Les médias liés aux Gardiens de la révolution appellent Téhéran à taxer les câbles sous-marins traversant le détroit d'Ormuz et à surveiller les flux de données mondiaux, au nom de la souveraineté revendiquée sur cette voie maritime stratégique.
Des médias iraniens proches des Gardiens de la révolution poussent Téhéran à imposer des taxes sur les câbles sous-marins à fibre optique traversant le détroit d'Ormuz, estimant que cette infrastructure stratégique pourrait rapporter des milliards de dollars et offrir à l'Iran un nouveau moyen de pression sur l'Occident.
L'agence Tasnim, affiliée au Corps des gardiens de la révolution islamique (CGRI), propose que l'Iran prélève des droits de transit auprès des consortiums internationaux exploitant ces câbles, fournisse des services de maintenance et contraigne des géants technologiques comme Google, Meta, Microsoft et Amazon à se conformer à la réglementation iranienne.
Mostafa Taheri, membre de la commission parlementaire iranienne de l'Industrie, estime que ces droits de transit pourraient générer jusqu'à 15 milliards de dollars de revenus.
Tasnim et l'agence Fars, également liée au CGRI, vont plus loin en évoquant la possibilité pour l'Iran de surveiller les flux de données transitant par ces câbles, essentiels au fonctionnement des services cloud, des systèmes de messagerie financière comme SWIFT et d'une large partie du trafic internet mondial.
Selon Tasnim, au moins sept grands câbles de télécommunications desservant les pays du Golfe passent par le détroit d'Ormuz, parmi lesquels les systèmes FALCON, GBI et Gulf-TGN, qui relient des centres de données en Asie, en Europe et au Moyen-Orient.
La base juridique de ces propositions apparaît toutefois fragile. Des médias iraniens invoquent la Convention des Nations unies sur le droit de la mer (CNUDM), en soutenant que la configuration étroite du détroit placerait ses fonds marins sous la juridiction de l'Iran et d'Oman.
Mais la CNUDM consacre le principe du passage en transit, qui garantit la liberté et la continuité du trafic maritime et des communications internationales dans les détroits stratégiques. L'Iran a signé la convention, sans toutefois la ratifier.
Dans ce contexte, les câbles sous-marins, détenus et opérés par des consortiums internationaux, échappent largement à une telle appropriation unilatérale. Toute tentative d'imposer des redevances ou d'en contrôler l'usage se heurterait ainsi à de fortes résistances juridiques et politiques au niveau international.
Instrument de contrôle étatique
Ces propositions ne surgissent pas ex nihilo. Téhéran avait déjà restreint l'accès de sa population à l'Internet mondial avant même le début de la guerre avec les États-Unis et Israël en février, dans le cadre de la répression des manifestations nationales.

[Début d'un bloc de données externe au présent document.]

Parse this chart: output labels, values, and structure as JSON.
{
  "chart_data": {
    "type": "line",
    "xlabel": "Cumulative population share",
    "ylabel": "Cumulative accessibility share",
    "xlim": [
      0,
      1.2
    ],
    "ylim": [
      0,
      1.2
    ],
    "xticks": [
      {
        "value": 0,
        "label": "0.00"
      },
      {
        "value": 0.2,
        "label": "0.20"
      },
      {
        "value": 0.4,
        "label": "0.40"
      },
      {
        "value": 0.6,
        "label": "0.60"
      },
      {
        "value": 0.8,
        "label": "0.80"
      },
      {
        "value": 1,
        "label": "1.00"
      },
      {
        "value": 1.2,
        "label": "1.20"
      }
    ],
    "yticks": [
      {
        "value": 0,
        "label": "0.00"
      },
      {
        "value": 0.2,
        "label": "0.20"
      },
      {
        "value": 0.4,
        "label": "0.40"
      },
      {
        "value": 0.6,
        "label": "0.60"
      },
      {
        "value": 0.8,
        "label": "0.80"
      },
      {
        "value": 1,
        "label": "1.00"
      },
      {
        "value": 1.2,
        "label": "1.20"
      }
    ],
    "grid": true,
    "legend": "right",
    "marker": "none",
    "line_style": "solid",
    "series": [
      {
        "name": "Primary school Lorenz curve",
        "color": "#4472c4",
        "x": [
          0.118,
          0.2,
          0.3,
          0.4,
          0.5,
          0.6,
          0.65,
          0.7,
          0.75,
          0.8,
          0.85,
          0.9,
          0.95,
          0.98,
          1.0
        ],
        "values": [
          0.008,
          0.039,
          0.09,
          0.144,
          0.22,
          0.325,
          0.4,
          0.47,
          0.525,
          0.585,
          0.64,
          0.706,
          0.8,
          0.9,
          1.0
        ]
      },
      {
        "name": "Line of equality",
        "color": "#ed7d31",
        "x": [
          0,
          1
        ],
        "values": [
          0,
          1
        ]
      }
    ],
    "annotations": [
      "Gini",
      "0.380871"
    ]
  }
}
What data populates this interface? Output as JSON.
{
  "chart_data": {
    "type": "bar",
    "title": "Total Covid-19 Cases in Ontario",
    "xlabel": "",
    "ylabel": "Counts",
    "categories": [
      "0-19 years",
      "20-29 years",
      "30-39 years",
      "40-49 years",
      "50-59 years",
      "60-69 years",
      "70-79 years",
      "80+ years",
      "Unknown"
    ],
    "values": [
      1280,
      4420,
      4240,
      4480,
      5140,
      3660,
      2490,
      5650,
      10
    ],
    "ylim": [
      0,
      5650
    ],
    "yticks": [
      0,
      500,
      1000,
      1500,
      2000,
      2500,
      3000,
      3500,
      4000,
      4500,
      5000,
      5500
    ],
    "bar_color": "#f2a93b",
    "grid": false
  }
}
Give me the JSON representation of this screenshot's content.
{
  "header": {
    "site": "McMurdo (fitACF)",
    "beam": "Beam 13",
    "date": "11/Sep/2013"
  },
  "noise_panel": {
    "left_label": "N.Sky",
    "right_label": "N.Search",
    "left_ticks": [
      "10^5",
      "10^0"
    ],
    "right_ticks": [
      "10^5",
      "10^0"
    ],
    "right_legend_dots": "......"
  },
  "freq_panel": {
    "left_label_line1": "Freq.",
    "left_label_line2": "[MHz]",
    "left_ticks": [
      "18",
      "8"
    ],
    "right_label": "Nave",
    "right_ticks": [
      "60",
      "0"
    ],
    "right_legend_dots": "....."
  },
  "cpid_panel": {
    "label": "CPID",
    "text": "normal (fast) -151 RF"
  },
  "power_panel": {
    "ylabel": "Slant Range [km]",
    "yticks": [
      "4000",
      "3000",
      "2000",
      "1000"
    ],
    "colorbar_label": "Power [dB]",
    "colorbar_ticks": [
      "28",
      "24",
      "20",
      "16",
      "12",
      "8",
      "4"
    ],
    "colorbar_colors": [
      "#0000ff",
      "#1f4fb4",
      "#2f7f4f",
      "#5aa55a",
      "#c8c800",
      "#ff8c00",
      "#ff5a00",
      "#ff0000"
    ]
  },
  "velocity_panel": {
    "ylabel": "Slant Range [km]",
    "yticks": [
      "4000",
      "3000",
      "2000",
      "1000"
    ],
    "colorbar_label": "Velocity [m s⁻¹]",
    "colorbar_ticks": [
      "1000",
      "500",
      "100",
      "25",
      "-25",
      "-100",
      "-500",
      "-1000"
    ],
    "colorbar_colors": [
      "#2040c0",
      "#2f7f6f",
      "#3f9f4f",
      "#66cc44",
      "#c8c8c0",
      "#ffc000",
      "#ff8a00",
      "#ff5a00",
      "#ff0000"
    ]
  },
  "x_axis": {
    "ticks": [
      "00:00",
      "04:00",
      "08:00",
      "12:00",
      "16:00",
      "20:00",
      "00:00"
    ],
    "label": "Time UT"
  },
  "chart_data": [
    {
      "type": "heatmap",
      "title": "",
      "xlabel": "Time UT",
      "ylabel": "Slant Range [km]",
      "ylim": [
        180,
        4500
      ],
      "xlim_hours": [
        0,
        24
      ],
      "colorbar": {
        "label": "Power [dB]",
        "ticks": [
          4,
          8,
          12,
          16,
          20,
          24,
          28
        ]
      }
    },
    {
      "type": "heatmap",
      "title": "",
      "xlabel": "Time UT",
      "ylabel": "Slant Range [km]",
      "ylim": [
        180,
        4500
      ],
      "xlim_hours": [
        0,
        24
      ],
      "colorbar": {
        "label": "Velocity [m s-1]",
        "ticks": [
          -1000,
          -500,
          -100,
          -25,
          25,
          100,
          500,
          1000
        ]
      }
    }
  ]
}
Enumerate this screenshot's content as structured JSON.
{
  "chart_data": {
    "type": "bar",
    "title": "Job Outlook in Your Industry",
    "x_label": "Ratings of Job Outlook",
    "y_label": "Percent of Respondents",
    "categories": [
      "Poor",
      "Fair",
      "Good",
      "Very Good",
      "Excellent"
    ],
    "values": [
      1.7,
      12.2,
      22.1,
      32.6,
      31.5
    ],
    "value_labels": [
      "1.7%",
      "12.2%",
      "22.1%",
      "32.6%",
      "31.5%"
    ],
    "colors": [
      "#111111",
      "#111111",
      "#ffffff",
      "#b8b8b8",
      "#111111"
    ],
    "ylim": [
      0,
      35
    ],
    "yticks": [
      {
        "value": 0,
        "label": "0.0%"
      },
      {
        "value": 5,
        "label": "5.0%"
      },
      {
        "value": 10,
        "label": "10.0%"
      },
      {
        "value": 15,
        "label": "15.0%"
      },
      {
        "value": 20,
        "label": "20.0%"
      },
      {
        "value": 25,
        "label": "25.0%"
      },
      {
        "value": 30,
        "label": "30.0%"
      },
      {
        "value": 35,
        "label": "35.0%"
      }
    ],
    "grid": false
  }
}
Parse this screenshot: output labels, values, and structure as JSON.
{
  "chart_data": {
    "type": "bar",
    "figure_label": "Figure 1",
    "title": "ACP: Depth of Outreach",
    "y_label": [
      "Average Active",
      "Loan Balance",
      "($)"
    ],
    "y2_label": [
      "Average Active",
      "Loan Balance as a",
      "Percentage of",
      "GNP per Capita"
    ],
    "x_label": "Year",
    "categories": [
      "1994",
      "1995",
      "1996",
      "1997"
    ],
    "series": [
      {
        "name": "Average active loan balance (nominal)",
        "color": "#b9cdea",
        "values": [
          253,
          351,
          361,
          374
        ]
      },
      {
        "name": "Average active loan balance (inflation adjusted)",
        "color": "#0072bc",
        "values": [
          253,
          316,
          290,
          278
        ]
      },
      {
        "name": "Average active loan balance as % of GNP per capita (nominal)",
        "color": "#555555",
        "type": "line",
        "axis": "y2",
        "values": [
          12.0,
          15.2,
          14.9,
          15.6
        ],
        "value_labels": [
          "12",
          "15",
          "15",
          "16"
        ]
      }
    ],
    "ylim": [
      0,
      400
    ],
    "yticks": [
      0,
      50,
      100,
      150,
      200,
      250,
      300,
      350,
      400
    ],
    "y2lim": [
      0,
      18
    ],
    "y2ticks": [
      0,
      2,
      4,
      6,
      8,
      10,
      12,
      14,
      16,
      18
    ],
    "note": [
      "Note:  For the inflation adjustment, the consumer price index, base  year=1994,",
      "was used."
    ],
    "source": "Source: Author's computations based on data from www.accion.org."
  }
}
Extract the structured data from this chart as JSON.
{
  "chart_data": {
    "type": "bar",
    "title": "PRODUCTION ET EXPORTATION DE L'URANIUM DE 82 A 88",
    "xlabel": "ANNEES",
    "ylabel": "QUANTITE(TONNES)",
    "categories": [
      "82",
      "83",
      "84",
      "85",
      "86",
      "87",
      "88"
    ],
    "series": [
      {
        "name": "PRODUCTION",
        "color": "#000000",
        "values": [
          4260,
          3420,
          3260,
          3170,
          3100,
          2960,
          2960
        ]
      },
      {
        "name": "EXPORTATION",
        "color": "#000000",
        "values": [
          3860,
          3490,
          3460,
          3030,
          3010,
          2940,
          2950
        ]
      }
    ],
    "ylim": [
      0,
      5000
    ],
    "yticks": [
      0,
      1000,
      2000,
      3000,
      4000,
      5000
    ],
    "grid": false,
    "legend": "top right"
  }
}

Selon NetBlocks, la coupure s'est prolongée cette semaine jusqu'à son 76e jour. L'organisation souligne que les systèmes d'accès soutenus par l'État privilégient des réseaux fermés, davantage propices à la surveillance, à la corruption et aux escroqueries, au détriment d'une connectivité ouverte.
Le ministre iranien des Communications a reconnu en avril qu'environ 10 millions de personnes dépendaient d'un accès numérique stable pour leur subsistance, et que la coupure coûtait aux entreprises environ 600 milliards de tomans par jour.
Les propositions de tarification des câbles s'inscrivent ainsi dans une même logique de traitement de l'infrastructure numérique comme un levier de contrôle étatique.
Le détroit d'Ormuz, qui sépare l'Iran d'Oman, ne mesure qu'environ 22 kilomètres dans sa partie la plus étroite. En temps normal, près d'un cinquième du pétrole et du gaz naturel liquéfié mondial y transite.
Au début du conflit, l'Iran a fermé le passage à la navigation commerciale, provoquant une flambée des prix de l'énergie.
La marine américaine a ensuite instauré un blocus de facto des ports iraniens le 13 avril. Un cessez-le-feu est en vigueur depuis le 8 avril, mais reste fragile. Cette semaine, le président américain Donald Trump l'a décrit comme n'ayant "qu'une chance sur deux" de tenir.